Accurate and Composable Noise Estimates for CKKS with Application to Exact HE Computation. Bossuat, Jean-Philippe; Costache, Anamaria; Mouchet, Christian; Nürnberger, Lea; Troncoso-Pastoriza, Juan Ramón in IACR Communications in Cryptology (2025). 2(2)
All RLWE-based FHE schemes are inherently noisy. The CKKS scheme (Cheon, Kim, Kim, Song, Asiacrypt 2017) considers the noise as a part of the message, yielding approximate computations but also considerable performance gains. Since it grows with each homomorphic operation and incurs a precision loss, it is paramount for users to be able to estimate the noise level throughout a given circuit in order to appropriately estimate parameters and control the precision loss in the message. In this work, we develop a noise model that allows for tight estimates of the precision loss, and propose a tool prototype for computing these estimates on any given circuit. Our noise model relies on a novel definition, the component-wise noise, which makes the average-case noise estimates tighter and more composable. As a result, our model and tool can derive accurate estimates of complex circuits such as bootstrapping. We experimentally demonstrate the tightness of our noise estimates by showing that our theoretical estimates never deviate by more than 0.01 bits from experimental estimates, even for large circuits, and hold with high probability. Furthermore, we demonstrate how to apply our techniques to obtain an exact version of the CKKS scheme in which the decryption removes all the noise (with high probability). Such a scheme has many applications, as it allows to take advantage of the efficiency of CKKS, while preserving an exact message space, hence further strengthening CKKS against IND-CPA-D attacks.
Poster: Multiparty Private Set Intersection from Multiparty Homomorphic Encryption. Mouchet, Christian; Chatel, Sylvain; Nürnberger, Lea; Lueks, Wouter (2024).

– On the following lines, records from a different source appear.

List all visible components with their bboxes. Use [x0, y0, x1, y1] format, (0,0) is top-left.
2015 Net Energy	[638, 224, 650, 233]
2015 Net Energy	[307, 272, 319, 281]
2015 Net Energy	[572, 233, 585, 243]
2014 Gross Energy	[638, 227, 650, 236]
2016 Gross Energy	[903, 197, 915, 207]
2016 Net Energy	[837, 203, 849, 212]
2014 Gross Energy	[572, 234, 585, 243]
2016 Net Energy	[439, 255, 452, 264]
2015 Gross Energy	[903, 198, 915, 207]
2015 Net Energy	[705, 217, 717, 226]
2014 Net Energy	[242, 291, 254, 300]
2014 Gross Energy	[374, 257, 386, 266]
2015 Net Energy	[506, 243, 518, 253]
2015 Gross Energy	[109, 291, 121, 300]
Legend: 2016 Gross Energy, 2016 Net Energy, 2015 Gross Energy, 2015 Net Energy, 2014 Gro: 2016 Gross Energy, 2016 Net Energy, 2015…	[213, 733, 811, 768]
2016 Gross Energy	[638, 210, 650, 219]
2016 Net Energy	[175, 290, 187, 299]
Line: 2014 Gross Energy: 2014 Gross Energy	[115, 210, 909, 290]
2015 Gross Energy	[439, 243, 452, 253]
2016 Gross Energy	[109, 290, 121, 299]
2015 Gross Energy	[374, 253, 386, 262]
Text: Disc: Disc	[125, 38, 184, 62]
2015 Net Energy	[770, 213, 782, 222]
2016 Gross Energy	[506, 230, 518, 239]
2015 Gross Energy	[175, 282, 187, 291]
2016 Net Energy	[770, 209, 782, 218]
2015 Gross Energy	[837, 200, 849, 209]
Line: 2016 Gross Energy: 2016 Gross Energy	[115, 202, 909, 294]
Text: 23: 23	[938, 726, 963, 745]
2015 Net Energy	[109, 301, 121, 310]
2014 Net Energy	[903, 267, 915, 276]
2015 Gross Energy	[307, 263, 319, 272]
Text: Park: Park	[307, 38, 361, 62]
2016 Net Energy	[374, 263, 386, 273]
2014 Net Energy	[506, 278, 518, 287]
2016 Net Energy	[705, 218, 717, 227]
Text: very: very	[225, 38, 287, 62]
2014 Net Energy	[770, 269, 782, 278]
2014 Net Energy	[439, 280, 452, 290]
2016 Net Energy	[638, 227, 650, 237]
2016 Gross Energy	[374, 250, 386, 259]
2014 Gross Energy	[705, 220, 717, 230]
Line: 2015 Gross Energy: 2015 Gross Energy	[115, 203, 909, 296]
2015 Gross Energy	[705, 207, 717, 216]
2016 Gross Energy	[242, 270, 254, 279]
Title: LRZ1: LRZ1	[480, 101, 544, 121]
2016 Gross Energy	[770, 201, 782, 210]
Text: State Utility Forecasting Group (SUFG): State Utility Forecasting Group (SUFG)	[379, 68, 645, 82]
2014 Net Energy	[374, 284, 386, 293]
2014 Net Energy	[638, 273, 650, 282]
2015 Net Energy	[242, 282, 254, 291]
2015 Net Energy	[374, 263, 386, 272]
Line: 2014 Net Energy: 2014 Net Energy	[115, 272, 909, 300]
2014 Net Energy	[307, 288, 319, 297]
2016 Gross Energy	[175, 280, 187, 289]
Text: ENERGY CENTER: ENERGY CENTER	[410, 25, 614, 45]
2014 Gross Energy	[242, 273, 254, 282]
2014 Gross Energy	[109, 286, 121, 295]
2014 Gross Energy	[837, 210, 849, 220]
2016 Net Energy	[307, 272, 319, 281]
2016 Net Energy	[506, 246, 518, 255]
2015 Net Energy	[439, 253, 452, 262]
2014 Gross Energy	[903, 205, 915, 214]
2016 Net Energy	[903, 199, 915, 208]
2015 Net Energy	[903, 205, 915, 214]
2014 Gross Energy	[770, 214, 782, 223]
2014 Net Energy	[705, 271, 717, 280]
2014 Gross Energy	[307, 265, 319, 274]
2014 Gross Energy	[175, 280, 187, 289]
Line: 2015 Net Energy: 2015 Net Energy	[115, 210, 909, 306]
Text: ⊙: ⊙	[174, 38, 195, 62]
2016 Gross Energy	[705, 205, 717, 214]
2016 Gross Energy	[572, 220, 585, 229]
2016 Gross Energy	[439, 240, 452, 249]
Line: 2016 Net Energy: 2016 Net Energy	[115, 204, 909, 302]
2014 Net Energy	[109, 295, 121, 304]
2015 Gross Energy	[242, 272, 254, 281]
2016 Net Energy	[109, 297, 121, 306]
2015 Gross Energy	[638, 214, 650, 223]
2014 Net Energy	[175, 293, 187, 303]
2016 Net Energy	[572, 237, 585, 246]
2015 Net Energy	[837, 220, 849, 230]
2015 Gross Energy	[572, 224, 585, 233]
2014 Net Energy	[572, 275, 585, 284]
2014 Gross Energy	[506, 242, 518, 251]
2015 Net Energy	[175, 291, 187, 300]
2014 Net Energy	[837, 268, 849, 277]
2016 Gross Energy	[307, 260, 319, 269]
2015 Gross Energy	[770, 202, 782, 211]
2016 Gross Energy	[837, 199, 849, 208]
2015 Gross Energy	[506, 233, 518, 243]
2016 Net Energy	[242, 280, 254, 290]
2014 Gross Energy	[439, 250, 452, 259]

We revisit the problem of constructing protocols for multiparty private set intersection (MPSI) in light of the recent advances in multiparty homomorphic encryption (MHE). In MPSI, N larger than 2 parties jointly compute the intersection of their respective private set. Kissner and Song proposed an MHE-based MPSI scheme in 2005, but their approach was limited by the then-available HE schemes. Today, however, MHE schemes have become both more versatile and more efficient. As an early result, we implemented the MPSI approach of Kissner et al. with the recently proposed Helium framework (CCS 2024) for MHE-based MPC. We show that even this simple protocol can outperform the state-of-the-art implementation (in the passive-adversary setting) by Kolesnikov et al. (CCS 2017), both in terms of latency and communication cost.
Helium: Scalable MPC among Lightweight Participants and under Churn. Mouchet, Christian; Chatel, Sylvain; Pyrgelis, Apostolos; Troncoso, Carmela (2024).
We introduce Helium, a novel framework that supports scalable secure multiparty computation (MPC) for lightweight participants and tolerates churn. Helium relies on multiparty homomorphic encryption (MHE) as its core building block. While MHE schemes have been well studied in theory, prior works fall short of addressing critical considerations paramount for adoption such as supporting resource-constrained and unstably connected participants. In this work, we systematize the requirements of MHE-based MPC protocols from a practical lens, and we propose a novel execution mechanism that addresses those considerations. We implement this execution mechanism in Helium, which makes it the first implemented framework to support MPC under network churn based solely on cryptographic assumptions. We show that a Helium network of 30 parties connected with 100Mbits/s links and experiencing a system-wide churn rate of 40 failures per minute can compute the product between a fixed 512 × 512 secret matrix (e.g., a collectively-trained private model) and a fresh secret vector (e.g., a feature vector) 8.3 times per second. This is ∼1500 times faster than a state-of-the-art MPC framework operating under no churn.